Тот, снова поклонившись, сделал шаг назад, но все никак не отходил. Все словно чего-то ждали.
Дивная белая птица, взмахнула крыльями и будто бы растворилась, и лишь холодный февральский ветер еще сильнее задул из распахнутого оконца. Стремившиеся к выходу бояре, наконец, пробились сквозь толпу и, выходя, настежь распахнули створки дверей собора. Сквозняк из оконца заколебал и приподнял лист бумаги с казачьими подписями.
Тут из толпы протиснулся стройный юноша, тоже одетый по-казачьи и скоро подошел к атаману. Это был его щур, уже повоевавший и показавший доблесть в освобождении Москвы. Непочтительно кивнув Боярской думе, юноша распахнул белую свитку, и вынул из-за пояса запрятанный пистоль. Думские шарахнулись назад, на собор обрушилась зловещая тишина: вход в храм с оружием был строжайше запрещен.

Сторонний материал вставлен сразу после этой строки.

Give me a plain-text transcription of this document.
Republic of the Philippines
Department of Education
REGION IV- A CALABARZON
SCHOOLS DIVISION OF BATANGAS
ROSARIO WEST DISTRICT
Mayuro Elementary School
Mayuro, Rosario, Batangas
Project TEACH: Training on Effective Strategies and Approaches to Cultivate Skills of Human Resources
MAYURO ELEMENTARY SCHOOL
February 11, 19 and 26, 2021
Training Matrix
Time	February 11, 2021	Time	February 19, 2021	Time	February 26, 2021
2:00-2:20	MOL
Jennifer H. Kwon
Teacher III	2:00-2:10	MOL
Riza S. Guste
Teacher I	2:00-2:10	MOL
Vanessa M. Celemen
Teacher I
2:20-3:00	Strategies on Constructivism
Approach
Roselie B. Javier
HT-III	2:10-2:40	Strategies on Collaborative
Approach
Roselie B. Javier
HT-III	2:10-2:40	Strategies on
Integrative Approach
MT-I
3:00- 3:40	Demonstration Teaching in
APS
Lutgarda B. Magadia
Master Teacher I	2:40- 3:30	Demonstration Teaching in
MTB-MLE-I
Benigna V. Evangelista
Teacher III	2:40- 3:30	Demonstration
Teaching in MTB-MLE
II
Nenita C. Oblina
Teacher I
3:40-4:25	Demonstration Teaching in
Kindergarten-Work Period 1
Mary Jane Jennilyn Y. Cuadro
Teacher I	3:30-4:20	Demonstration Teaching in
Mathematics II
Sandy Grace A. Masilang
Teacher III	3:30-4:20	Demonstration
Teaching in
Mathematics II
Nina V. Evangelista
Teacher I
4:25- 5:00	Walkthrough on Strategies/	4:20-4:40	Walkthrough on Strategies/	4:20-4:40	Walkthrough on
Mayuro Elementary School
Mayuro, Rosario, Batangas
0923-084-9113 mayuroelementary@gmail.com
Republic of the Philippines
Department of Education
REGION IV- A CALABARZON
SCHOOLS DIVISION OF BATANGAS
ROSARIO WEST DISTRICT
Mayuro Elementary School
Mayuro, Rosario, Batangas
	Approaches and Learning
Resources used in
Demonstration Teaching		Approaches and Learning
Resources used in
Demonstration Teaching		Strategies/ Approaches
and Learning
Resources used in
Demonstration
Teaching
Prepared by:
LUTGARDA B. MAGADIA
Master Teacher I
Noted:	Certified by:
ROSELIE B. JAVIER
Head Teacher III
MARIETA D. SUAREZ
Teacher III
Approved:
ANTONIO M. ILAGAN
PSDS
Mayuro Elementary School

Юноша развернул необычный заморский пистоль с авантюриновой рукояткой и клеймом MF дулом к себе и, громко стукнув, положил его поверх казацкого листа с прошением за Романова.
— Это — чтоб не улетело, — весомо проговорил он в повисшей всеобщей тишине.
— А я вот — саблю государеву прибавлю, — вновь сделал шаг вперед казачий атаман и, развернув отрез шитого золотом черного бархата, водрузил поверх обнаженную саблю. — Тогда уж точно не сдунет.
В рукояти ее, ловя солнечные лучи, пламенел огромный багровый рубин.